Rats of the same strain, sex and weight were obtained from 2 different barrier facilities and allowed to acclimate for 7 days prior to beginning injections. The severity of skin abnormalities were scored daily according to the diameter of the lesion with 0 = no abnormality, 1 = mild abnormality (< 3 mm), 2 = moderate abnormality (3–7 mm) and 3 = marked abnormality (≥ 7 mm). These data were analyzed using a standard linear regression model, yielding Pearson residuals that were used to generate a standardized measure of how large or small the observed skin abnormality was relative to the day’s average. For each animal, the Pearson residuals were averaged across all days to obtain an average daily Z-score for each rat. A positive Z-score indicates a high propensity to exhibit skin abnormalities whereas a negative Z-score indicates resistance to skin abnormalities relative to the average. Significant differences between treatment groups were identified using 2-way ANOVA (N=6 per treatment group) and are presented as a contrast comparing the mean of one factor level to the mean of another. The dot represents the point estimate of the contrast between the means of the two factors; the whiskers represent the 95% confidence interval. Confidence intervals that lie entirely above or below zero indicate that the contrast is significant at the 5% level.

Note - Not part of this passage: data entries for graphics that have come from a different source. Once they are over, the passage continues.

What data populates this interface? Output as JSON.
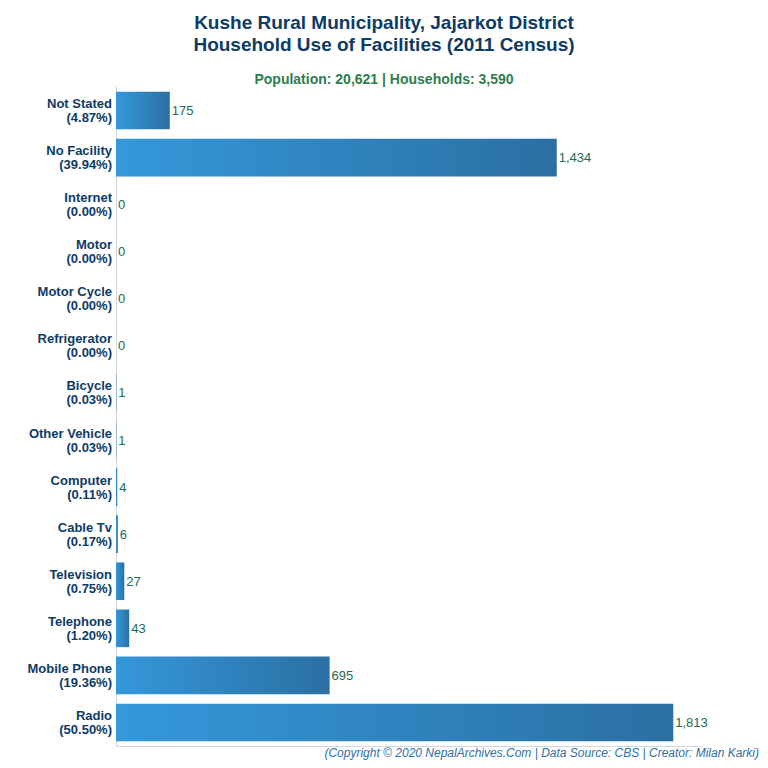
{
  "chart_data": {
    "type": "bar",
    "title": "Kushe Rural Municipality, Jajarkot District\nHousehold Use of Facilities (2011 Census)",
    "subtitle": "Population: 20,621 | Households: 3,590",
    "caption": "(Copyright © 2020 NepalArchives.Com | Data Source: CBS | Creator: Milan Karki)",
    "categories": [
      "Not Stated\n(4.87%)",
      "No Facility\n(39.94%)",
      "Internet\n(0.00%)",
      "Motor\n(0.00%)",
      "Motor Cycle\n(0.00%)",
      "Refrigerator\n(0.00%)",
      "Bicycle\n(0.03%)",
      "Other Vehicle\n(0.03%)",
      "Computer\n(0.11%)",
      "Cable Tv\n(0.17%)",
      "Television\n(0.75%)",
      "Telephone\n(1.20%)",
      "Mobile Phone\n(19.36%)",
      "Radio\n(50.50%)"
    ],
    "values": [
      175,
      1434,
      0,
      0,
      0,
      0,
      1,
      1,
      4,
      6,
      27,
      43,
      695,
      1813
    ],
    "value_labels": [
      "175",
      "1,434",
      "0",
      "0",
      "0",
      "0",
      "1",
      "1",
      "4",
      "6",
      "27",
      "43",
      "695",
      "1,813"
    ],
    "color": "#3498db",
    "orientation": "horizontal",
    "data_labels": true,
    "tick_labels": "y",
    "grid": false,
    "xlim": [
      0,
      1900
    ]
  }
}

Figure 6. The barrier facility from which rats were obtained did not significantly influence Pavlovian fear conditioning

Long-Evans rats from two different barrier facilities were injected daily for 21 days with reagent grade peanut oil (1.0 ml/kg/d s.c.). At the end of the injection period, learning and memory were assessed using Pavlovian fear conditioning. There were no statistically significant differences between experimental groups in either the context test (A) or the cue test (B). Data presented as the mean ± S.E. (N=6 animals per treatment group). Data were analyzed by one-way ANOVA with significance set at p<0.05.